一行人换乘军车,沿着四通八达蛛网一般的宽敞高等级公路,向着城市中心进发,于午后时分抵达了目的地,威严却又冰冷的皇宫侧门缓缓打开,从里面出走一群穿着皇室军装的护卫,沉默地从车队里接过一台移动式自束缚床,向着幽深的皇宫里面进发。
白色的束缚带像蛛丝一般,把移动式病床上那个身形消瘦,虚弱至极,全身瘫痪的年轻异国人死死绑住,让他看上去就像一个马上便要被吸血而死的昆虫。
一路行来,帝国人没有用设备控制许乐的视听,他也终于能够第一次看一眼这座向来只存在于联邦人想像中的城市一一帝国天京星都城。
城郊浩翰如海的枫林,宽阔出奇的高速公路,带着别样风味的建筑,都给他带来了极大的震撼,要知道联邦虽然在付出无数代价之后成功地获取过这座巨大城池的图像,却很少有人能够亲眼看到它。
但凡见过天京星都城的联邦人应该都死了吧?
许乐很清楚,无论帝国皇帝召见自己有什么用意,但死亡已经无比清晰地靠近了自己的身体。在临死前能够有机会看看帝国的都城,感受一下联邦人一生都难以感受的气氛,按照他固有的性情,眼眸里应该散放出贪婪而感慨的光芒。
然而今天这双并不大的眼睛里只有平静,纵使看到这片巍峨雄壮,号称宇宙间最壮观人类建筑物的皇宫,内心震动不已,脸部表情却控制的极好。
推着束缚床向皇宫深处走去的帝**人,注意到这名联邦俘虏的平静,不禁生出了几丝怪异的感觉。
平静是装出来的,酷也是装出来的,许乐眯着眼睛看着远处穿云而上的那根巨大的圆柱形合金建筑,猜到那处大概就是传闻中帝国皇帝居住的宫殿,再次被狠狠震撼了一番,但面部表情却愈发冷峻。
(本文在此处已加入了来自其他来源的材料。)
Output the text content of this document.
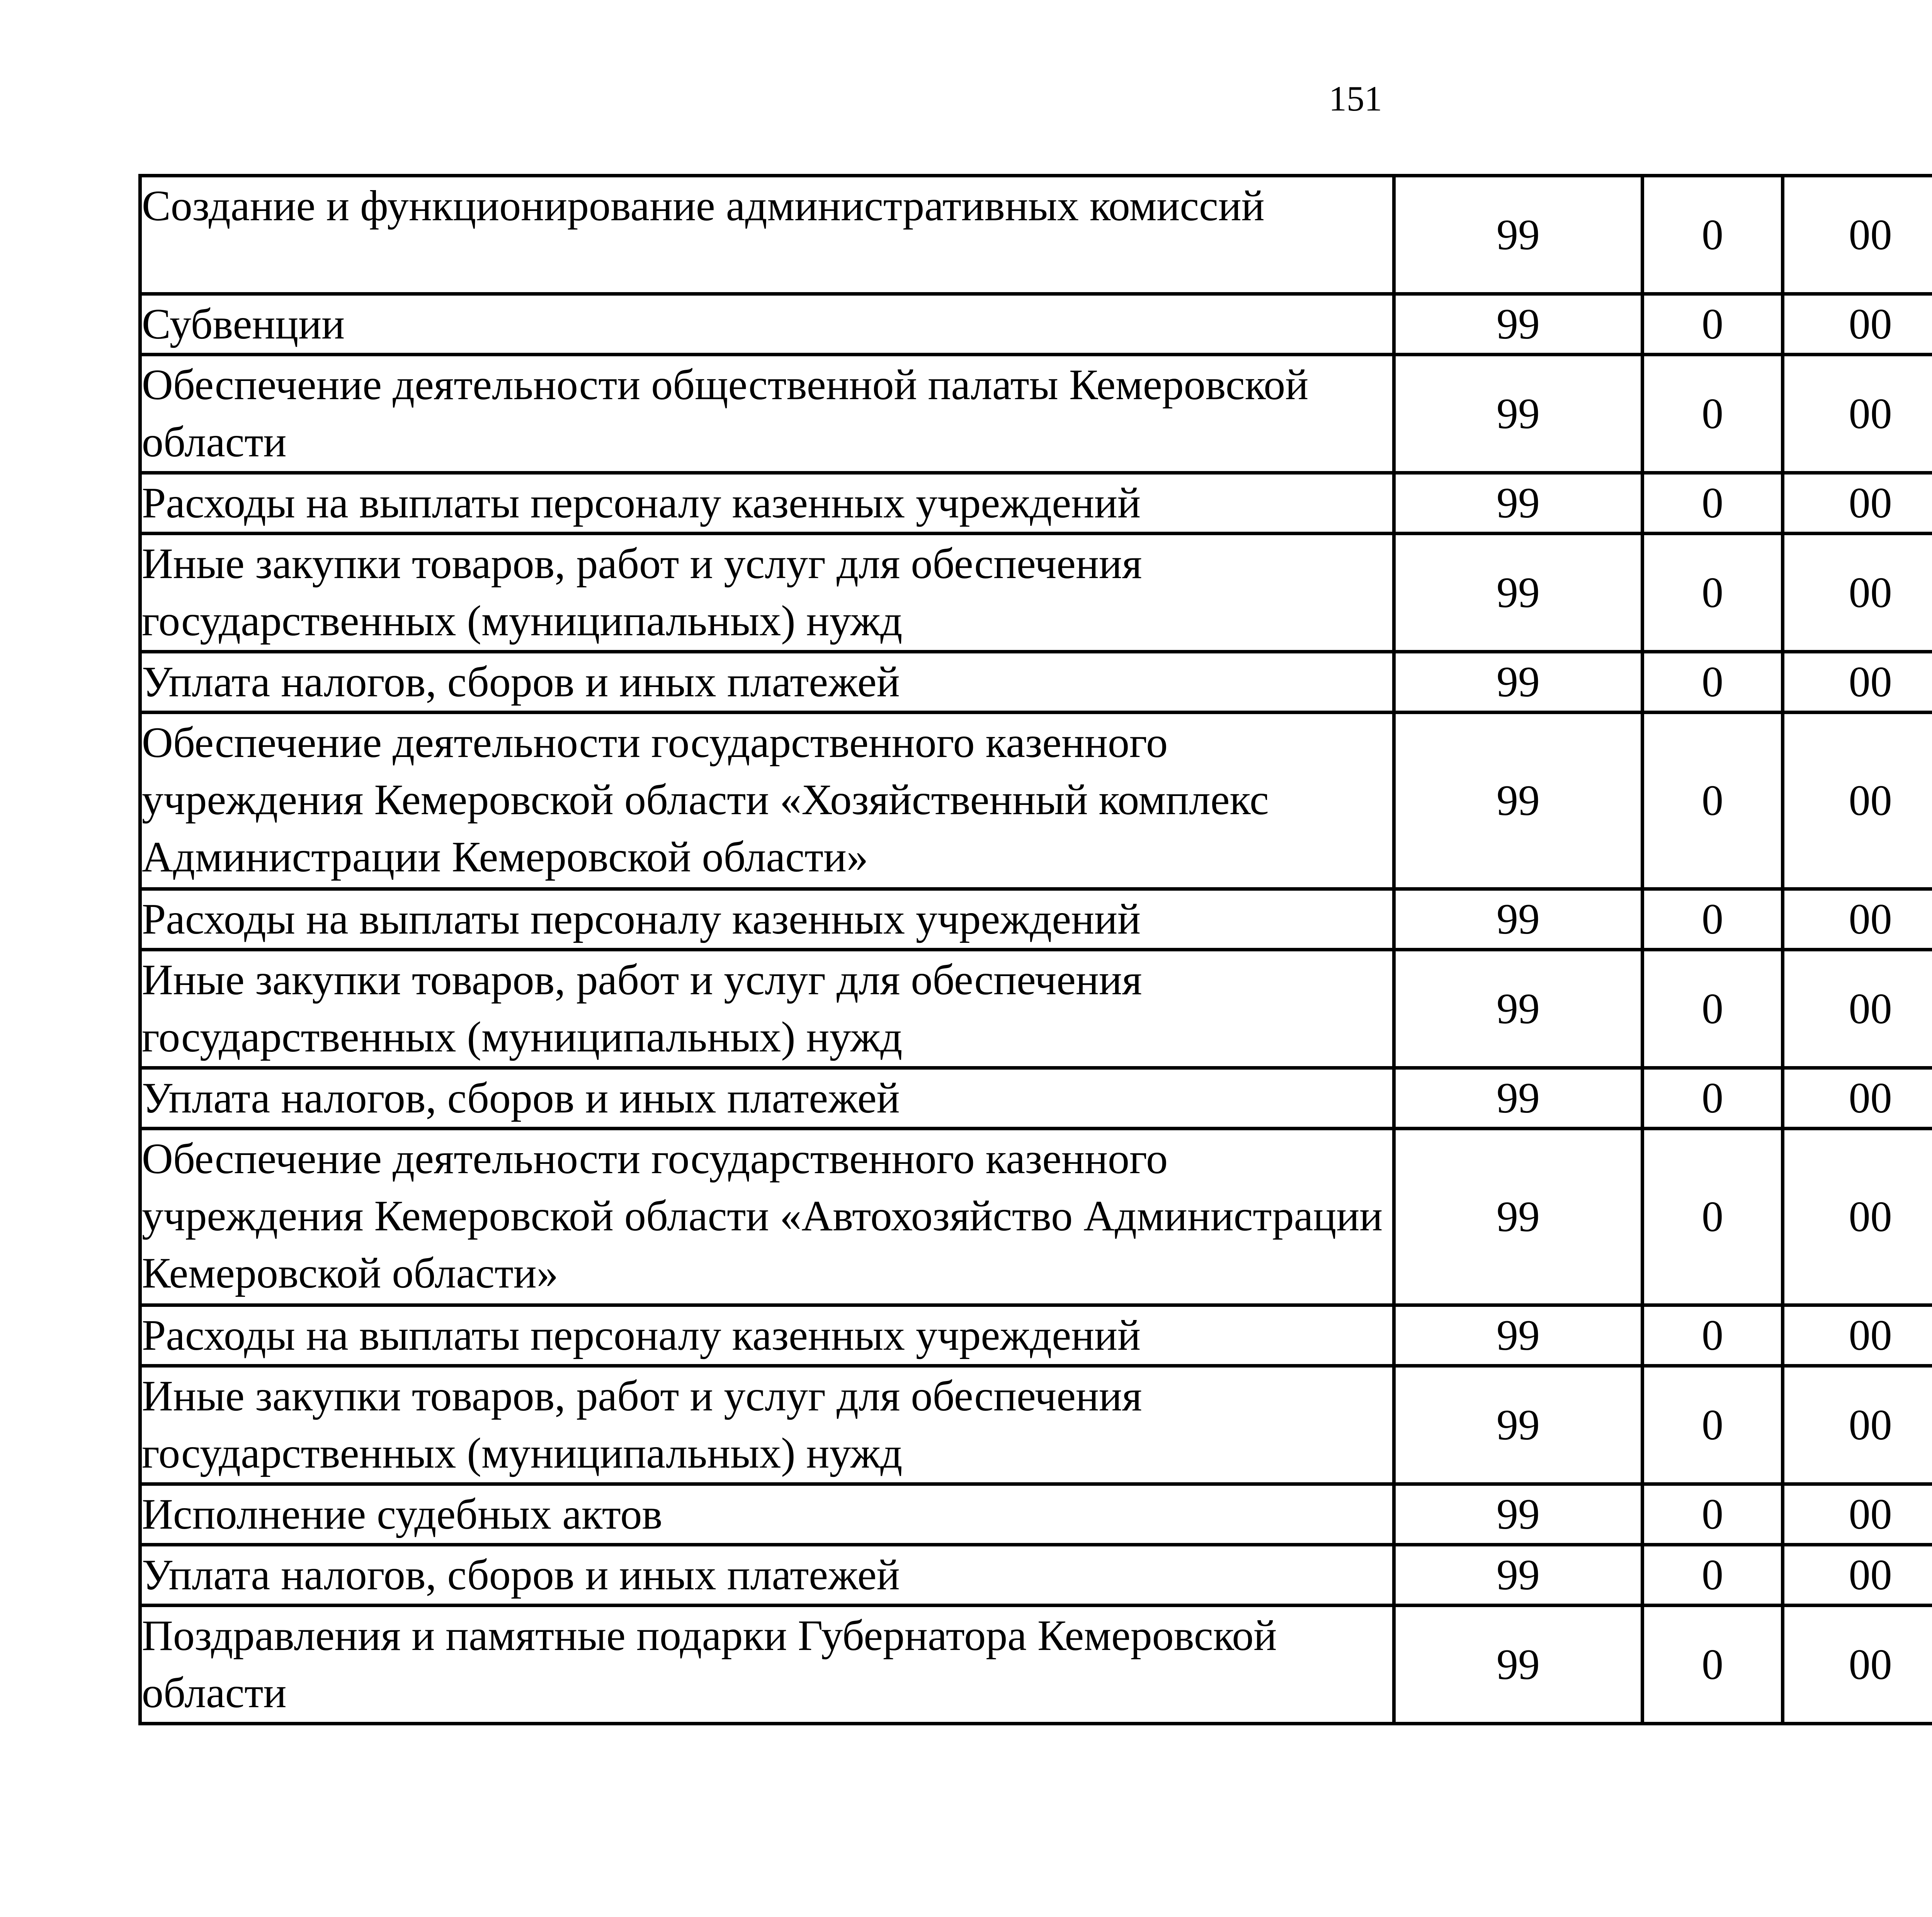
151
Создание и функционирование административных комиссий	99	0	00			
Субвенции	99	0	00			
Обеспечение деятельности общественной палаты Кемеровской области	99	0	00			
Расходы на выплаты персоналу казенных учреждений	99	0	00			
Иные закупки товаров, работ и услуг для обеспечения государственных (муниципальных) нужд	99	0	00			
Уплата налогов, сборов и иных платежей	99	0	00			
Обеспечение деятельности государственного казенного учреждения Кемеровской области «Хозяйственный комплекс Администрации Кемеровской области»	99	0	00			
Расходы на выплаты персоналу казенных учреждений	99	0	00			
Иные закупки товаров, работ и услуг для обеспечения государственных (муниципальных) нужд	99	0	00			
Уплата налогов, сборов и иных платежей	99	0	00			
Обеспечение деятельности государственного казенного учреждения Кемеровской области «Автохозяйство Администрации Кемеровской области»	99	0	00			
Расходы на выплаты персоналу казенных учреждений	99	0	00			
Иные закупки товаров, работ и услуг для обеспечения государственных (муниципальных) нужд	99	0	00			
Исполнение судебных актов	99	0	00			
Уплата налогов, сборов и иных платежей	99	0	00			
Поздравления и памятные подарки Губернатора Кемеровской области	99	0	00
人这一生能有多少真正重要的时间点?结婚,生子,葬礼……今天他一个联邦军人将要面见联邦最大的敌人,那个好战狂妄残忍的帝国皇帝,此时不装,何时再装?在这一刻,他分外想念邹郁送给自己的宽幅墨镜,觉得自己应该是杜少卿。
乘坐着因为耗能巨大而早就被联邦能源管理委员会强制命令淘汰的磁悬浮电梯,并没有用多长时间,便从满是花树与监控设备的皇宫地面来到了天上。
真的是天上。
远处的太阳向着地平线缓慢移动,云朵刚刚有了一丝晚霞的气息,金光蒸腾,红艳照人,却似乎就在楼外飘浮着,给人一种触手可及的感觉。
日夜生活在此间的人,哪怕心志再如何坚毅沉稳亲近底层,终究也会被这远离地面的距离和身畔飘浮的流云带动着越来越飘,越来越高,越来越冷漠,越来越习惯俯瞰苍生并以此为终生职业快感。
带着一丝腹诽,被紧紧束缚住的许乐艰难地扭动颈部,将目光从皇宫外面的云霞处收了回来,眯着眼睛望向前方的幽暗,望着幽暗深处那个背影。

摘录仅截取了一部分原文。